I kept practicing, kneeling, standing, paddling, occasionally dumping, back and forth across the small bay. After two hours-plus, I could feel the fatigue setting in,
and Lucy could see it from shore. I paddled back in, thanked her for her patience, and opted against renting the board for the rest of the day. Time to move on!
Maybe I could salvage the day - still need a National Park experience! - by renting a kayak in town, or look into a snorkeling trip. The ladies at the National Park Visitor Center urged me to call Jackie at St. John Boat Charters - "She knows everything that's offered here." Jackie couldn't point to a snorkeling tour, but directed me to Arawak Expeditions for the kayak. I traipsed over to their store in Moongoose Jct, but the sign on the door said they were out on an expedition. Someone pointed me to another company two businesses away, who also had an 'out on tour' sign posted. As I stepped away, the owner jumped out. "Sorry, I forgot to change the sign. How can I help?" Unfortunately, he had no more kayaks on hand for the day.
My options were rapidly disappearing. However, I noticed a sign for the Caneel Hill trailhead just past Moongoose Jct. That looked like my best option to dive into the park, so I took off up the forested trail.
Definitely not an easy, beginners hike (when they said 'hill', they meant it).
The forests had recovered nicely, packed densely on both sides. The trail ascended at a good pace. In the lower reaches, the trail surface was covered with rocks jutting from the ground, forcing me to choose my steps carefully. As I went higher, the footing got more challenging. Thankfully, there were few vistas to distract me on the way up.
At the top of the hill, an observation deck provided grand, 360-degree views of the surrounding ocean and islands.
Definitely a hike worth doing - but not a simple stroll in the park.
For dinner, I dropped into the Irish Caribbean pub I'd noticed yesterday. (No, nothing like Jerk corned-beef-and-cabbage - the Irish was reflected more in the drinks.) When I walked in, the bartender urged me to sit anywhere. The couple at the bar - friends of the bartender - made my choice obvious, pulling out the adjacent chair for me, then giving me suggestions for which drink to start with. Mentioning that I don't do much alcohol didn't faze them at all, and they urged me to order a mocktail.
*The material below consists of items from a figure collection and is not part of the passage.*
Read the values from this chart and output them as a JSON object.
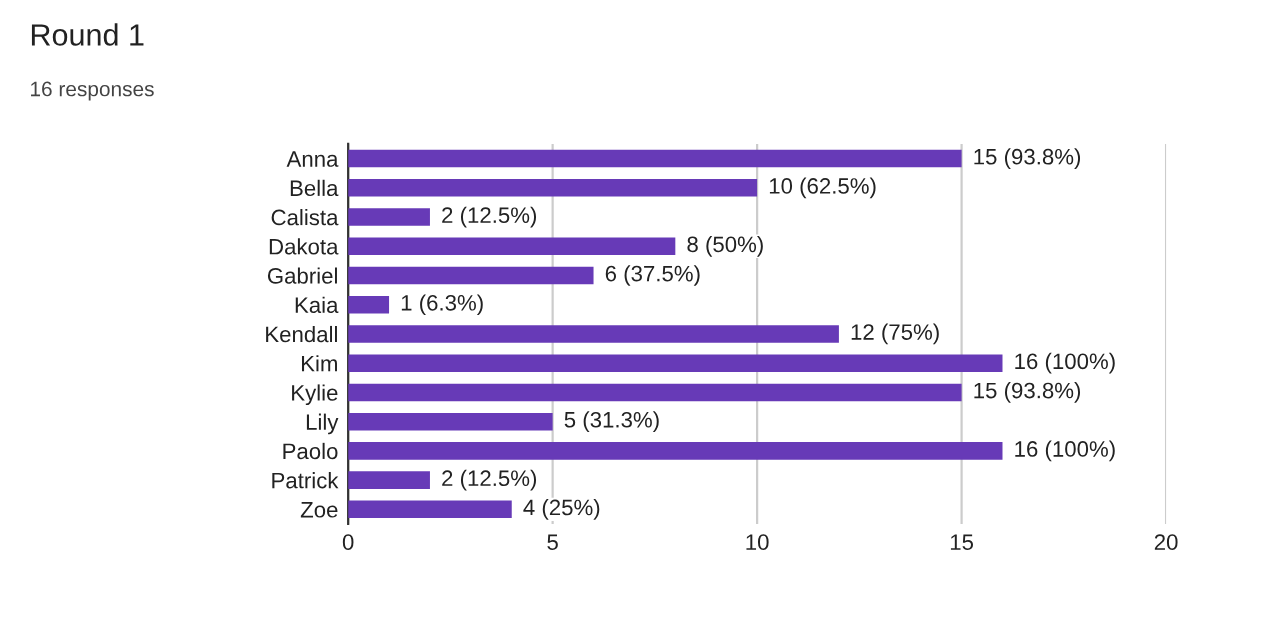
{
  "chart_data": {
    "type": "bar",
    "orientation": "horizontal",
    "title": "Round 1",
    "subtitle": "16 responses",
    "categories": [
      "Anna",
      "Bella",
      "Calista",
      "Dakota",
      "Gabriel",
      "Kaia",
      "Kendall",
      "Kim",
      "Kylie",
      "Lily",
      "Paolo",
      "Patrick",
      "Zoe"
    ],
    "values": [
      15,
      10,
      2,
      8,
      6,
      1,
      12,
      16,
      15,
      5,
      16,
      2,
      4
    ],
    "value_labels": [
      "15 (93.8%)",
      "10 (62.5%)",
      "2 (12.5%)",
      "8 (50%)",
      "6 (37.5%)",
      "1 (6.3%)",
      "12 (75%)",
      "16 (100%)",
      "15 (93.8%)",
      "5 (31.3%)",
      "16 (100%)",
      "2 (12.5%)",
      "4 (25%)"
    ],
    "color": "#673ab7",
    "xlim": [
      0,
      20
    ],
    "xticks": [
      0,
      5,
      10,
      15,
      20
    ],
    "grid": "x"
  }
}
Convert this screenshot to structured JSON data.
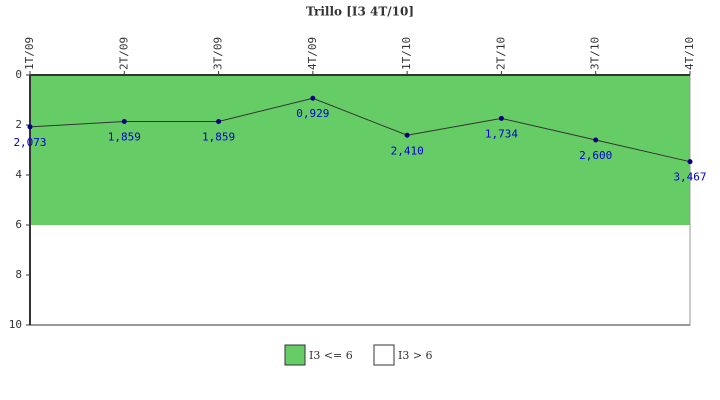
{
  "chart_data": {
    "type": "line",
    "title": "Trillo [I3 4T/10]",
    "categories": [
      "1T/09",
      "2T/09",
      "3T/09",
      "4T/09",
      "1T/10",
      "2T/10",
      "3T/10",
      "4T/10"
    ],
    "series": [
      {
        "name": "Trillo",
        "color": "#333333",
        "marker_color": "#000080",
        "label_color": "#0000cc",
        "values": [
          2.073,
          1.859,
          1.859,
          0.929,
          2.41,
          1.734,
          2.6,
          3.467
        ],
        "value_labels": [
          "2,073",
          "1,859",
          "1,859",
          "0,929",
          "2,410",
          "1,734",
          "2,600",
          "3,467"
        ]
      }
    ],
    "bands": [
      {
        "name": "I3 <= 6",
        "color": "#66cc66",
        "from": 0,
        "to": 6
      },
      {
        "name": "I3 > 6",
        "color": "#ffffff",
        "from": 6,
        "to": 10
      }
    ],
    "ylim": [
      0,
      10
    ],
    "y_inverted": true,
    "yticks": [
      0,
      2,
      4,
      6,
      8,
      10
    ],
    "grid": false
  }
}
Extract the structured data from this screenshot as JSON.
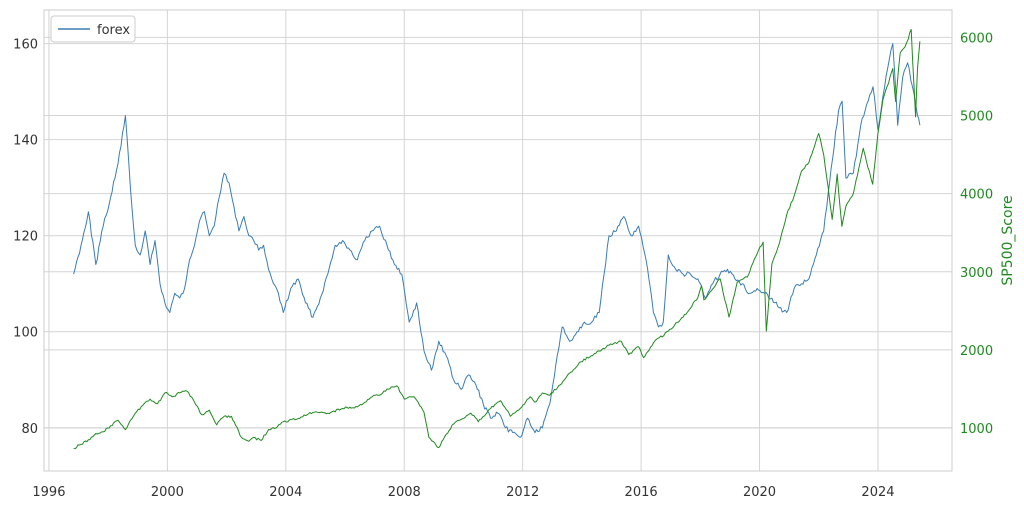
{
  "chart_data": {
    "type": "line",
    "xlabel": "",
    "ylabel": "",
    "y2label": "SP500_Score",
    "xlim": [
      "1995-11-01",
      "2026-07-01"
    ],
    "ylim": [
      71,
      167
    ],
    "y2lim": [
      450,
      6350
    ],
    "x_ticks": [
      "1996",
      "2000",
      "2004",
      "2008",
      "2012",
      "2016",
      "2020",
      "2024"
    ],
    "y_ticks": [
      80,
      100,
      120,
      140,
      160
    ],
    "y2_ticks": [
      1000,
      2000,
      3000,
      4000,
      5000,
      6000
    ],
    "grid": true,
    "legend": {
      "position": "top-left",
      "entries": [
        "forex"
      ]
    },
    "colors": {
      "forex": "#3a7db3",
      "sp500": "#1f8a1f"
    },
    "series": [
      {
        "name": "forex",
        "axis": "left",
        "x": [
          "1996-11-01",
          "1997-02-01",
          "1997-05-01",
          "1997-08-01",
          "1997-11-01",
          "1998-02-01",
          "1998-05-01",
          "1998-08-01",
          "1998-10-01",
          "1998-12-01",
          "1999-02-01",
          "1999-04-01",
          "1999-06-01",
          "1999-08-01",
          "1999-10-01",
          "1999-12-01",
          "2000-02-01",
          "2000-04-01",
          "2000-06-01",
          "2000-08-01",
          "2000-10-01",
          "2000-12-01",
          "2001-02-01",
          "2001-04-01",
          "2001-06-01",
          "2001-08-01",
          "2001-10-01",
          "2001-12-01",
          "2002-02-01",
          "2002-04-01",
          "2002-06-01",
          "2002-08-01",
          "2002-10-01",
          "2002-12-01",
          "2003-02-01",
          "2003-04-01",
          "2003-06-01",
          "2003-08-01",
          "2003-10-01",
          "2003-12-01",
          "2004-03-01",
          "2004-06-01",
          "2004-09-01",
          "2004-12-01",
          "2005-03-01",
          "2005-06-01",
          "2005-09-01",
          "2005-12-01",
          "2006-03-01",
          "2006-06-01",
          "2006-09-01",
          "2006-12-01",
          "2007-03-01",
          "2007-06-01",
          "2007-09-01",
          "2007-12-01",
          "2008-03-01",
          "2008-06-01",
          "2008-09-01",
          "2008-12-01",
          "2009-03-01",
          "2009-06-01",
          "2009-09-01",
          "2009-12-01",
          "2010-03-01",
          "2010-06-01",
          "2010-09-01",
          "2010-12-01",
          "2011-03-01",
          "2011-06-01",
          "2011-09-01",
          "2011-12-01",
          "2012-03-01",
          "2012-06-01",
          "2012-09-01",
          "2012-12-01",
          "2013-03-01",
          "2013-05-01",
          "2013-08-01",
          "2013-11-01",
          "2014-02-01",
          "2014-05-01",
          "2014-08-01",
          "2014-10-01",
          "2014-12-01",
          "2015-03-01",
          "2015-06-01",
          "2015-09-01",
          "2015-12-01",
          "2016-03-01",
          "2016-06-01",
          "2016-08-01",
          "2016-10-01",
          "2016-12-01",
          "2017-03-01",
          "2017-06-01",
          "2017-09-01",
          "2017-12-01",
          "2018-03-01",
          "2018-06-01",
          "2018-09-01",
          "2018-12-01",
          "2019-03-01",
          "2019-06-01",
          "2019-09-01",
          "2019-12-01",
          "2020-03-01",
          "2020-06-01",
          "2020-09-01",
          "2020-12-01",
          "2021-03-01",
          "2021-06-01",
          "2021-09-01",
          "2021-12-01",
          "2022-03-01",
          "2022-06-01",
          "2022-09-01",
          "2022-10-15",
          "2022-12-01",
          "2023-03-01",
          "2023-06-01",
          "2023-09-01",
          "2023-11-01",
          "2024-01-01",
          "2024-03-01",
          "2024-05-01",
          "2024-07-01",
          "2024-09-01",
          "2024-11-01",
          "2025-01-01",
          "2025-03-01",
          "2025-05-01",
          "2025-06-01"
        ],
        "values": [
          112,
          118,
          125,
          114,
          122,
          128,
          135,
          145,
          130,
          118,
          116,
          121,
          114,
          119,
          110,
          106,
          104,
          108,
          107,
          109,
          115,
          118,
          123,
          125,
          120,
          122,
          128,
          133,
          131,
          126,
          121,
          124,
          120,
          119,
          117,
          118,
          113,
          110,
          108,
          104,
          109,
          111,
          106,
          103,
          107,
          112,
          118,
          119,
          117,
          115,
          119,
          121,
          122,
          118,
          114,
          112,
          102,
          106,
          96,
          92,
          98,
          95,
          90,
          88,
          91,
          89,
          85,
          82,
          83,
          80,
          79,
          78,
          82,
          79,
          80,
          85,
          95,
          101,
          98,
          100,
          102,
          102,
          104,
          112,
          120,
          121,
          124,
          120,
          122,
          115,
          104,
          101,
          102,
          116,
          113,
          112,
          112,
          111,
          107,
          110,
          112,
          113,
          111,
          110,
          108,
          109,
          108,
          107,
          105,
          104,
          109,
          110,
          111,
          116,
          121,
          134,
          146,
          148,
          132,
          133,
          143,
          148,
          151,
          142,
          149,
          155,
          160,
          143,
          153,
          156,
          151,
          145,
          143
        ]
      },
      {
        "name": "SP500_Score",
        "axis": "right",
        "x": [
          "1996-11-01",
          "1997-02-01",
          "1997-05-01",
          "1997-08-01",
          "1997-11-01",
          "1998-02-01",
          "1998-05-01",
          "1998-08-01",
          "1998-10-01",
          "1998-12-01",
          "1999-03-01",
          "1999-06-01",
          "1999-09-01",
          "1999-12-01",
          "2000-03-01",
          "2000-06-01",
          "2000-09-01",
          "2000-12-01",
          "2001-03-01",
          "2001-06-01",
          "2001-09-01",
          "2001-12-01",
          "2002-03-01",
          "2002-07-01",
          "2002-10-01",
          "2002-12-01",
          "2003-03-01",
          "2003-06-01",
          "2003-09-01",
          "2003-12-01",
          "2004-06-01",
          "2004-12-01",
          "2005-06-01",
          "2005-12-01",
          "2006-06-01",
          "2006-12-01",
          "2007-03-01",
          "2007-06-01",
          "2007-10-01",
          "2008-01-01",
          "2008-05-01",
          "2008-09-01",
          "2008-11-01",
          "2009-03-01",
          "2009-06-01",
          "2009-09-01",
          "2009-12-01",
          "2010-04-01",
          "2010-07-01",
          "2010-12-01",
          "2011-04-01",
          "2011-08-01",
          "2011-12-01",
          "2012-04-01",
          "2012-06-01",
          "2012-09-01",
          "2012-12-01",
          "2013-06-01",
          "2013-12-01",
          "2014-06-01",
          "2014-12-01",
          "2015-05-01",
          "2015-08-01",
          "2015-12-01",
          "2016-02-01",
          "2016-06-01",
          "2016-12-01",
          "2017-06-01",
          "2017-12-01",
          "2018-01-15",
          "2018-02-15",
          "2018-09-01",
          "2018-12-20",
          "2019-04-01",
          "2019-08-01",
          "2019-12-01",
          "2020-02-15",
          "2020-03-23",
          "2020-06-01",
          "2020-09-01",
          "2020-12-01",
          "2021-03-01",
          "2021-06-01",
          "2021-09-01",
          "2021-12-31",
          "2022-03-01",
          "2022-06-15",
          "2022-08-15",
          "2022-10-12",
          "2022-12-01",
          "2023-03-01",
          "2023-07-01",
          "2023-10-27",
          "2023-12-31",
          "2024-03-01",
          "2024-07-01",
          "2024-08-05",
          "2024-10-01",
          "2024-12-01",
          "2025-02-15",
          "2025-04-08",
          "2025-05-01",
          "2025-06-01"
        ],
        "values": [
          740,
          790,
          850,
          930,
          950,
          1030,
          1100,
          980,
          1100,
          1190,
          1290,
          1370,
          1310,
          1450,
          1400,
          1450,
          1470,
          1330,
          1170,
          1230,
          1040,
          1150,
          1150,
          880,
          830,
          880,
          840,
          980,
          1000,
          1080,
          1120,
          1200,
          1190,
          1250,
          1270,
          1400,
          1420,
          1500,
          1540,
          1370,
          1400,
          1200,
          880,
          750,
          920,
          1050,
          1110,
          1190,
          1080,
          1250,
          1350,
          1150,
          1250,
          1400,
          1330,
          1450,
          1420,
          1620,
          1840,
          1950,
          2060,
          2110,
          1940,
          2040,
          1900,
          2090,
          2240,
          2420,
          2670,
          2820,
          2640,
          2910,
          2420,
          2870,
          2930,
          3230,
          3380,
          2240,
          3100,
          3360,
          3730,
          3970,
          4290,
          4400,
          4770,
          4500,
          3670,
          4250,
          3580,
          3840,
          4000,
          4580,
          4120,
          4770,
          5200,
          5600,
          5180,
          5800,
          5880,
          6100,
          4980,
          5600,
          5950
        ]
      }
    ]
  }
}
I sat next to the woman, who eagerly plied me with questions - "Where are you from? What are you doing here?" When she found out I've been married 30 years, she reported that they were engaged, planning to tie the knot in August.
It was so nice to have company for dinner. her fiancée only occasionally tuned in to our conversation, so he didn't hear much of 60 Ways, or of my Litterwalk. After I finished my meal (and they continued sipping theirs), I told her I'd go get her an Underwear book from my room and bring it back for them. My return shocked the fiancée. "I couldn't believe what she was telling me! Man, I said no way he's coming back! He must have been feeding you a line. Man, I don't read much, but I am really looking forward to reading this!"
I couldn't think of any better way to end my day. Back in my room, I relaxed my sore muscles and considered options for tomorrow. I checked Arawak's website for kayak rentals, but got diverted when I saw another of their scheduled tours: a half-day of kayaking and snorkeling with the endangered hawksbill sea turtles. Whoa. THAT could be a keynote experience for this trip. The website mentioned tours tomorrow leaving at 9 and 10 a.m. and 1 p.m.. Due to the late time, they all said 'call office to book'. Hey - I did that last-second scramble in Alaska and Jackson Hole in January, and it worked out well. Better leave a message so I can get squared away with another winner tomorrow!